Compose role-aware strategies along a state chain with stage-dependent output. At each stage, the step transforms Family i s into a strategy whose output is Family (i+1) (advance i s tr). The full state chain output is Transcript.stateChainFamily Family.

def Interaction.Spec.Counterpart.withMonads.stateChainComp {Stage : ℕ → Type u} {spec : (i : ℕ) → Stage i → Spec} {advance : (i : ℕ) → (s : Stage i) → (spec i s).Transcript → Stage (i + 1)} {roles : (i : ℕ) → (s : Stage i) → RoleDecoration (spec i s)} {md : (i : ℕ) → (s : Stage i) → (spec i s).MonadDecoration} {Family : (i : ℕ) → Stage i → Type u} (step : (i : ℕ) → (s : Stage i) → Family i s → withMonads (spec i s) (roles i s) (md i s) fun (tr : (spec i s).Transcript) => Family (i + 1) (advance i s tr)) (n i : ℕ) (s : Stage i) : Family i s → withMonads (stateChain Stage spec advance n i s) (Decoration.stateChain roles n i s) (Decoration.stateChain md n i s) (Transcript.stateChainFamily Family n i s)

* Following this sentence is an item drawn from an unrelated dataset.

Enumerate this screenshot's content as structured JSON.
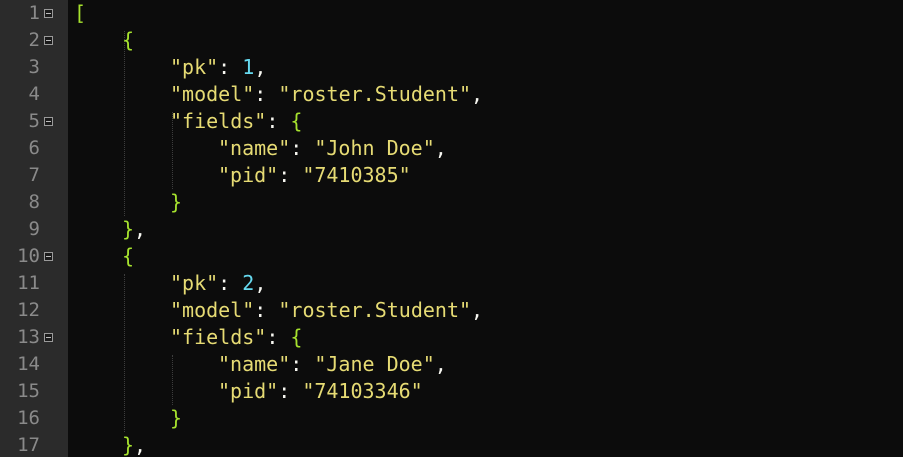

Compose per-node-monad counterparts along a state chain with stage-dependent output. At each stage, the step transforms Family i s into a counterpart whose output is Family (i+1) (advance i s tr). The full state chain output is Transcript.stateChainFamily Family.